'Anchored' for 50 years Ministry: Hampstead Youth for Christ will mark a half-century of helping young people through a Christian perspective at a celebration on Sunday.

March 05, 1997|By Jennifer Vick | Jennifer Vick,CONTRIBUTING WRITER

"Geared to the times and anchored to the Rock" has been its motto for dealing with the problems of youth -- including everything from smoking in bathrooms to drug, alcohol and weapon violations.

Hampstead Youth for Christ will celebrate its 50th anniversary on Sunday at Martin's in Westminster. The chapter was founded by Earl Schultz and is now directed by his son, David.

"Thousands of people have gone through the program and have gotten their Christian nurturing with Youth for Christ," said David Schultz, 43, about the inter-denominational program. "[Sunday will be] a time of remembering the past and seeing what God is doing today be challenged for the future."

Schultz defined Youth for Christ as an "evangelical outreach to children who do not normally go to church." There are 230 Youth for Christ chapters in the United States and 100 ministries around the world, he said. In 1947, the elder Schultz brought together youths from southern Pennsylvania, Carroll County and northern Baltimore County to form the Hampstead chapter, which is a chartered affiliate of International Youth for Christ. Run by 15 volunteers, the youth program has expanded from the Bible clubs of the 1950s to the campus life programs of today.

The HYFC consists of 50 youths, ages 12 to 18, who meet weekly in members' homes. Until the 1970s, these meetings were known as Bible club meetings, and rallies were held every Saturday night.

Joyce Lehmer participated in the rallies when she was involved with HYFC in the 1950s.

"The music was fantastic. The young people packed the place. The challenge of the club meetings and Saturday night rallies and their messages, most assuredly changed the direction of my life," said Lehmer, a retired Baltimore County high school teacher who lives in Arcadia.

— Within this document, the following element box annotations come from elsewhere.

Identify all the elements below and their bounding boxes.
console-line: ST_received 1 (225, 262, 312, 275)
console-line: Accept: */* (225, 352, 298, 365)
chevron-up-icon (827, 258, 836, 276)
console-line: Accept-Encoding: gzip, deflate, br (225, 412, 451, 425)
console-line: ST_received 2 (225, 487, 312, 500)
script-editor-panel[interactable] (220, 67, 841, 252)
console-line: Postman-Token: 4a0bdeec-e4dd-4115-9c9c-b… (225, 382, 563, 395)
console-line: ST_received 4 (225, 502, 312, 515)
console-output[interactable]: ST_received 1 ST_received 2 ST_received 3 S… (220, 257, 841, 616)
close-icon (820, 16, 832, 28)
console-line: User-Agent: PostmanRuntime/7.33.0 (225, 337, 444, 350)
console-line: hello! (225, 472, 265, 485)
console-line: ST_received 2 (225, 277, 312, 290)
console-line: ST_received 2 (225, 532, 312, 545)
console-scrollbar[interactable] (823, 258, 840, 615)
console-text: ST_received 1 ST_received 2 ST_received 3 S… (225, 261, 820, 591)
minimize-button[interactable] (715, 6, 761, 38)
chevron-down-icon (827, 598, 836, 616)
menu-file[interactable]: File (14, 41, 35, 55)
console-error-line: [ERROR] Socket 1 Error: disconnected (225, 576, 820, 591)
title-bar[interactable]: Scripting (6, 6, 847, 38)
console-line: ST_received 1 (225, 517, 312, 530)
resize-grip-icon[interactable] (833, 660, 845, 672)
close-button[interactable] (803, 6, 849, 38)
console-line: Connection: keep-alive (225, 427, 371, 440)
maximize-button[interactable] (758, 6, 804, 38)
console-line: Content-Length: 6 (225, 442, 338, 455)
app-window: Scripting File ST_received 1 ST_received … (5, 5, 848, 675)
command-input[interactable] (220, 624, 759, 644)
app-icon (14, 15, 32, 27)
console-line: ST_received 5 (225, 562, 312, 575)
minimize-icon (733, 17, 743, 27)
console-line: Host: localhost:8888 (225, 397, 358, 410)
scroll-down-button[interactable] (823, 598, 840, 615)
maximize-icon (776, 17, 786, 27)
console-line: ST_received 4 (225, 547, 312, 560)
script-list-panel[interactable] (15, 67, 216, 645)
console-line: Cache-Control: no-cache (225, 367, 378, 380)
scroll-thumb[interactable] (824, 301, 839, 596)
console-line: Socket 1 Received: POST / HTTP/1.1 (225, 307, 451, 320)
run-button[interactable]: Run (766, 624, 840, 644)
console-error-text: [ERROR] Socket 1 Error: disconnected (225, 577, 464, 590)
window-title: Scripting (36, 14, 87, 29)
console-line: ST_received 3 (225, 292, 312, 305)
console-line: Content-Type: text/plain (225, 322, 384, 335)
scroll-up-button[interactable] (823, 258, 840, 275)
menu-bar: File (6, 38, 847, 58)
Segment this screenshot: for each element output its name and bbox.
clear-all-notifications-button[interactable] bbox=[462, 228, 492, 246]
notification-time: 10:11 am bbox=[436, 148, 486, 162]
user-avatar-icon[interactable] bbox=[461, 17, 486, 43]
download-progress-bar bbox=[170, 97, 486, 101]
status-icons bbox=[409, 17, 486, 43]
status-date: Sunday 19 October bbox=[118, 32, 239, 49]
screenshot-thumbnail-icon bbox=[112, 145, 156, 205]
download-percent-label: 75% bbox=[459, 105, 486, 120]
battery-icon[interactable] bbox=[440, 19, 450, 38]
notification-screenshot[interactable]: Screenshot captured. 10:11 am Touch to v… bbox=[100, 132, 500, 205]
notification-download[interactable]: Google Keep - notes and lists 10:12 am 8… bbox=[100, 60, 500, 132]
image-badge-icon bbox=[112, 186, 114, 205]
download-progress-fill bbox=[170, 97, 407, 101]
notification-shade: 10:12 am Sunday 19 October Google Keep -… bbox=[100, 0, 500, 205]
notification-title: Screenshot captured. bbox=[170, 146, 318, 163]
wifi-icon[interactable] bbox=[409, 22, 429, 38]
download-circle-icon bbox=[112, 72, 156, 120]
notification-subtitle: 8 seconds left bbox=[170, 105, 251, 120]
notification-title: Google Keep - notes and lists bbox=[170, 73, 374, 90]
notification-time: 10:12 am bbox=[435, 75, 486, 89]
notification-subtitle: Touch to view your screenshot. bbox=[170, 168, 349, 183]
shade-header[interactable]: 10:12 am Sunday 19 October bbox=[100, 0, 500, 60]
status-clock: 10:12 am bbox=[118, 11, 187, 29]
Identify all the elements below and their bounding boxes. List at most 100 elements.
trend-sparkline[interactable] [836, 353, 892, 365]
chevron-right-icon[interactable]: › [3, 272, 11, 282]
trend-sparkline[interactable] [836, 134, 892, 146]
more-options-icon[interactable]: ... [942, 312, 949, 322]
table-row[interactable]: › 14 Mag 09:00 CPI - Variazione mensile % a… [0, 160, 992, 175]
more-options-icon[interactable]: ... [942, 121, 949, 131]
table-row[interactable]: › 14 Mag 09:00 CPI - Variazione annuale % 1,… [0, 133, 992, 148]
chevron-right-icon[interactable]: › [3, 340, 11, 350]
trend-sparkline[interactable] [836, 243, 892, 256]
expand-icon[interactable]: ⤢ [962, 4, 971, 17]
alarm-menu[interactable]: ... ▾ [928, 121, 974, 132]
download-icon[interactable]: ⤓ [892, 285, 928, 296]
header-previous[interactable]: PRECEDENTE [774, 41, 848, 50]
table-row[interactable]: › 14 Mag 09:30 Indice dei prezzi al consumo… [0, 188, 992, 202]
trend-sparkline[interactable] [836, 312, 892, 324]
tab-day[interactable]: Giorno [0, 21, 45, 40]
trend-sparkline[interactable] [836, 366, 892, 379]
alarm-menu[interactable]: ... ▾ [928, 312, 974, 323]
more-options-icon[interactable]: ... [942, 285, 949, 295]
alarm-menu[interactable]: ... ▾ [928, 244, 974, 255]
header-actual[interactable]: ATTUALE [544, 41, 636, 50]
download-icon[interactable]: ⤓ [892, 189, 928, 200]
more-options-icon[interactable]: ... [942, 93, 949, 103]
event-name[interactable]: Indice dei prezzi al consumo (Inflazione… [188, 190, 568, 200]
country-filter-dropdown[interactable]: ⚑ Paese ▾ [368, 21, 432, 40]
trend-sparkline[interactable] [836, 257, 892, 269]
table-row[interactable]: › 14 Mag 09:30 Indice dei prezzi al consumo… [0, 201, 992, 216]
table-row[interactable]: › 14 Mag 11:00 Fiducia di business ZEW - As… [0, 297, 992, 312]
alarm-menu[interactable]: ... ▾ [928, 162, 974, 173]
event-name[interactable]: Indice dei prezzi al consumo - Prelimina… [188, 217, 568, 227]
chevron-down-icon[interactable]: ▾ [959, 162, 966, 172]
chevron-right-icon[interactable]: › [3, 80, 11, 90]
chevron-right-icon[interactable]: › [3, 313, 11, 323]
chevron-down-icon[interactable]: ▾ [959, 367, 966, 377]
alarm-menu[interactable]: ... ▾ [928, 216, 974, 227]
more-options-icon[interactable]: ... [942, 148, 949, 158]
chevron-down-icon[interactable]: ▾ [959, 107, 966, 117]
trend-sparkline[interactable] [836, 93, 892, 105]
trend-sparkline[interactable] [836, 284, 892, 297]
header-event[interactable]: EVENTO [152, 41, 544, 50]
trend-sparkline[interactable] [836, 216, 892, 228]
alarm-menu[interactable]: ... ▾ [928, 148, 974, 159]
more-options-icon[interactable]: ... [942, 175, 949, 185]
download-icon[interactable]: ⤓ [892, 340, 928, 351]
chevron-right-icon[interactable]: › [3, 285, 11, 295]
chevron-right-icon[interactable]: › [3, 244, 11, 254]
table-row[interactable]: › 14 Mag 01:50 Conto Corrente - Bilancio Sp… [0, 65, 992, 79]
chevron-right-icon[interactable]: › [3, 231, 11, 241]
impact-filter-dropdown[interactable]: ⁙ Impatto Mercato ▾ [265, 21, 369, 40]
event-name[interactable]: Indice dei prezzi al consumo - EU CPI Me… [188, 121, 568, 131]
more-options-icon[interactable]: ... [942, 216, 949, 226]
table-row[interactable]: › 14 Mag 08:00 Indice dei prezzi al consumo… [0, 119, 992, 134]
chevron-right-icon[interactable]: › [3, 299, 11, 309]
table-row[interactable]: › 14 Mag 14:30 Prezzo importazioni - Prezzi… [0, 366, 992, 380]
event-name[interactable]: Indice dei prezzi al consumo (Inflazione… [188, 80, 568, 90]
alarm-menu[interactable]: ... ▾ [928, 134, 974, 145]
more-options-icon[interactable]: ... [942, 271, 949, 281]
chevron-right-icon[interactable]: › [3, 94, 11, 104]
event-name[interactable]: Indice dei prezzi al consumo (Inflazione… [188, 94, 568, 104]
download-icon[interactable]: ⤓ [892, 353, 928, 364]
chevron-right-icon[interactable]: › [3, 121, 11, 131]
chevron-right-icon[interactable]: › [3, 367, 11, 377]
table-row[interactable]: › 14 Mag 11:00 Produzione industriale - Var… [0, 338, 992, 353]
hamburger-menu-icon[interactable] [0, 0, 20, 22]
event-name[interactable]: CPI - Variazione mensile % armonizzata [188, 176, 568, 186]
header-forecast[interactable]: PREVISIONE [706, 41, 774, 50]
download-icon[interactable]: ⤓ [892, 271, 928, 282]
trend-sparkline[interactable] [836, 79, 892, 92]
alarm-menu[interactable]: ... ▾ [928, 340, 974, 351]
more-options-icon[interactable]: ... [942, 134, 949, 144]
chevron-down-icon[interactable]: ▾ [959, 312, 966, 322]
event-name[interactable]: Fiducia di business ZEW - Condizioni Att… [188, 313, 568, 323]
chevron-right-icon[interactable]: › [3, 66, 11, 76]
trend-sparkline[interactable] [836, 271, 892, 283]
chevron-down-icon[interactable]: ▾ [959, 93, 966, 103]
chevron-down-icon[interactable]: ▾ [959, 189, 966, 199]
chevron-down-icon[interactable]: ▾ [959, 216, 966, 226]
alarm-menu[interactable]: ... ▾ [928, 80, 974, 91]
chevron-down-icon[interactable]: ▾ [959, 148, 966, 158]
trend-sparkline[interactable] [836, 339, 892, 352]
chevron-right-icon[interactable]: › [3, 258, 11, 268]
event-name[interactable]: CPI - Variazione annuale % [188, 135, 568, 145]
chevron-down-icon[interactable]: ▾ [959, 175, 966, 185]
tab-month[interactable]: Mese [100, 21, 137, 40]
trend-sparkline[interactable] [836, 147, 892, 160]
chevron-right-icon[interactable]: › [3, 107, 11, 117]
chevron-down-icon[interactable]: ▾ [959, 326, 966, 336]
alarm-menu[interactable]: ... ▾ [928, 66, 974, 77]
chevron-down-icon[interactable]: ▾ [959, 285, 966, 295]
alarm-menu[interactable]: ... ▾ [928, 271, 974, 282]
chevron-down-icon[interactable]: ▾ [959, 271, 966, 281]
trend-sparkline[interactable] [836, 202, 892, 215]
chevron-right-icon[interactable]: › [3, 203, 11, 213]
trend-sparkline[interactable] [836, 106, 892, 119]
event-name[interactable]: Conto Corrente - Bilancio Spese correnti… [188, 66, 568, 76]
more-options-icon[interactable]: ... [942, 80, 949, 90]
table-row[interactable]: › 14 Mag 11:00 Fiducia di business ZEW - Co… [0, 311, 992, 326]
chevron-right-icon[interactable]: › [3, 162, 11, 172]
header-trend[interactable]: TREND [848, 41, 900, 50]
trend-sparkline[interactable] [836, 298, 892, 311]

A popular event at the rallies were quizzes in which teams were tested on their knowledge of Scripture. Points were given to the first person with the correct answer. Lehmer and her team went to several international quiz competitions, held in Ocean City.

In the 1960s and 1970s, rallies and hayrides drew young people. In the 1980s, groups were sent abroad on missions to help the poor. Last year, a group of six teens went to Mexico.

Scott Gribben never attended a mission, but the 32-year-old resident of Westminster was a member of HYFC while in high school from 1979 to 1983 and was a staff volunteer for 10 years.

"I was able to meet a lot of friends and was given a lot of solid direction from leaders regarding God and my faith," Gribben said.

Gribben and his wife, Michelle, who also has worked as a HYFC volunteer, will attend the banquet on Sunday, along with other Hampstead chapter members and international members from as far away as Alaska and California.

But the highlight of the event will likely be remarks from Earl Schultz, 72, who has been battling esophageal cancer since being diagnosed with the disease nearly two years ago.